🤖 AI Summary
This study investigates how large language models encode relational knowledge during text generation, focusing on which internal representations are amenable to linear probing for relation classification and why certain relations are more linearly decodable than others. Through systematic evaluation of latent representations from attention heads and MLP outputs—combined with linear probes, feature attribution, attention decomposition, and residual stream tracing—we identify the contribution of attention heads to the residual stream as a key signal for relation classification. Our analysis reveals that probe performance strongly correlates with relation specificity, entity connectivity, and the distribution of relational signals across attention heads. The work pinpoints optimal representation sources, establishes an interpretable link between relational properties and probing efficacy, and introduces a fine-grained, token-level attribution method for detailed analysis.
📝 Abstract
We study how large language models recall relational knowledge during text generation, with a focus on identifying latent representations suitable for relation classification via linear probes.
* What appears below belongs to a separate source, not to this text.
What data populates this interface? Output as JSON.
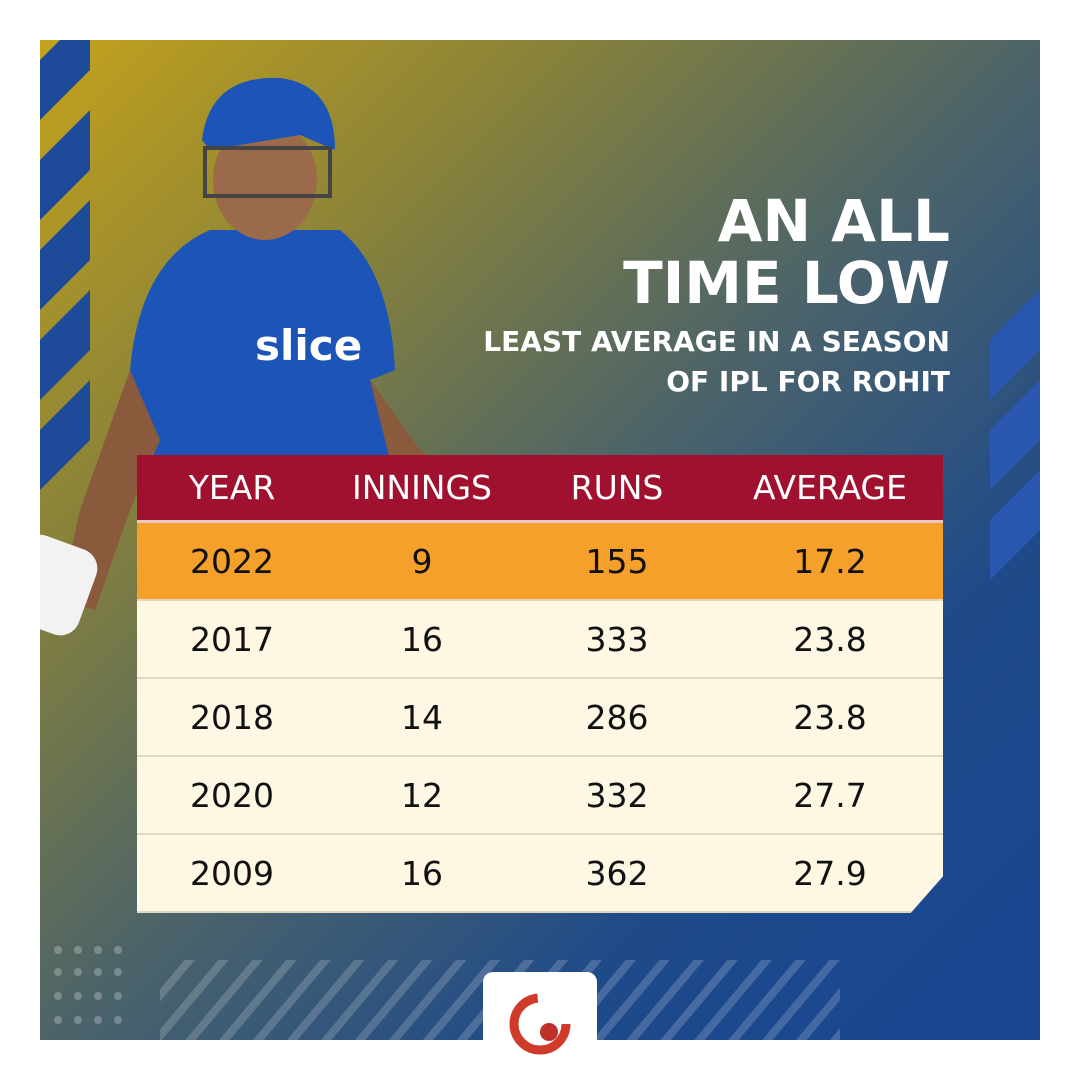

Prior work shows how attention heads and MLPs interact to resolve subject, predicate, and object, but it remains unclear which representations support faithful linear relation classification and why some relation types are easier to capture linearly than others. We systematically evaluate different latent representations derived from attention head and MLP contributions, showing that per-head attention contributions to the residual stream are comparatively strong features for linear relation classification. Feature attribution analyses of the trained probes, as well as characteristics of the different relation types, reveal clear correlations between probe accuracy and relation specificity, entity connectedness, and how distributed the signal on which the probe relies is across attention heads. Finally, we show how token-level feature attribution of probe predictions can be used to reveal probe behavior in further detail.